[ɑ̃tɛn dø] (n. cial. TV.)
J‘admets que j’ai cédé à la tentation du titre racoleur.
Car vous le saviez bien avant même d’entrer, Antenne 2 c’est ringard mais nullement suranné. Puissiez-vous me pardonner.
Il me faut dès lors m’expliquer un peu plus. Le suranné dont il s’agit ici est en fait le générique de fermeture des programmes d’Antenne 2, tel que l’avait créé Folon. Une merveille de poésie.
Mais je vois que nous sommes en train d’en perdre certains. Les moins de tente ans en fait. Là encore chers amis djeuns’, je vous dois des explications.
Il était une fois, en des temps surannés, trois chaînes de télévision françaises.
Sur la une TF1, sur la 2 Antenne 2 et sur la 3 FR3. Rien au-delà, rien en deçà (non, le concept de 0 et de multi-écrans n’existait pas). En ce temps là, les programmes télévisuels débutaient vers 10 heures du matin avec des émissions éducatives que les écoles dotées d’un poste de télévision (élément onéreux à l’époque) pouvaient faire regarder à leurs élèves. Et lesdits programmes prenaient fin aux alentours de minuit, laissant place à ce que l’on dénommait alors le brouillard¹.
Cependant, avant la tombée du brouillard en question, des hommes oiseaux majestueux quittaient la planète Antenne 2 sur une musique d’une tristesse poignante qui nous laissait imaginer que le soleil ne se lèverait peut-être pas le lendemain². C’était le fameux générique de fermeture des programmes créé par Jean-Michel Folon. Un must.
En tant qu’expert, je peux certifier sur l’honneur que ces quatre-vingt secondes d’animation ont toujours été surannées. Dès le premier jour.
Leur propos, leur graphisme, leurs couleurs, leur instant de diffusion, tout a concouru à les surranéiser instantanément. Je les adore. Elles m’évoquent immanquablement mon grand-père paternel, un colosse aux bras aussi longs que ceux des bonshommes de Folon et que je me plais à voir lui aussi avec un chapeau et un manteau d’hiver. Un souvenir.
Grâce à un tout petit moment de la télévision, Antenne 2 a pu acquérir un peu de suranné, et croyez-moi ce n’était pas gagné d’avance.
Ami moderne né sous les Internet je te plains. D’un clic d’un seul tu peux immédiatement accéder à tout. À Folon bien entendu et au pire de la création aussi. Tu n’as pas à attendre très tard pour voir les bonshommes s’envoler.
Je te plains. Tu n’as pas à ruser pour veiller et voir leurs longs bras s’agiter.

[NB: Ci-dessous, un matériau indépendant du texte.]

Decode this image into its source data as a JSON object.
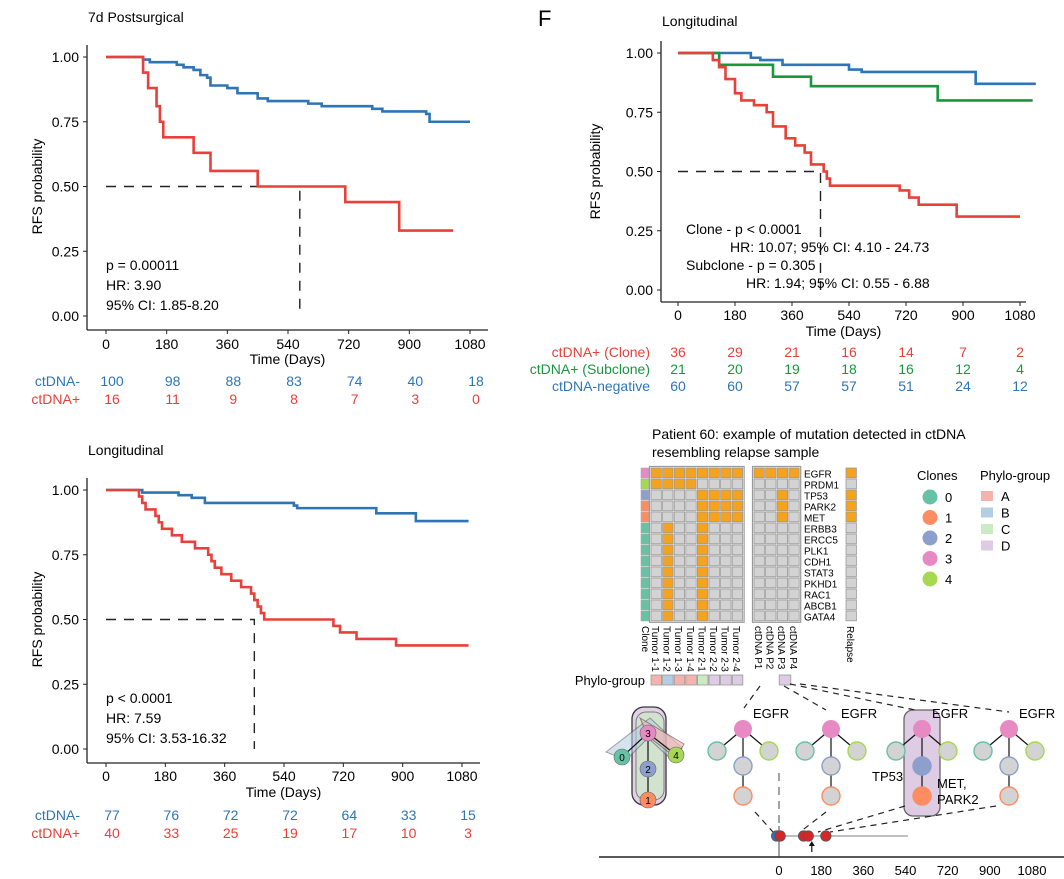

Je te plains car si tu veux réentendre leur musique tu cliques sur « Play again ».
Je te plains car le suranné c’est aussi le désir, celui qui se cultive dans l’attente et qui crève d’impatience. Bon, je fais un petit tour par ton époque mais c’est pour la bonne cause : je vais me regarder les bonshommes de Folon.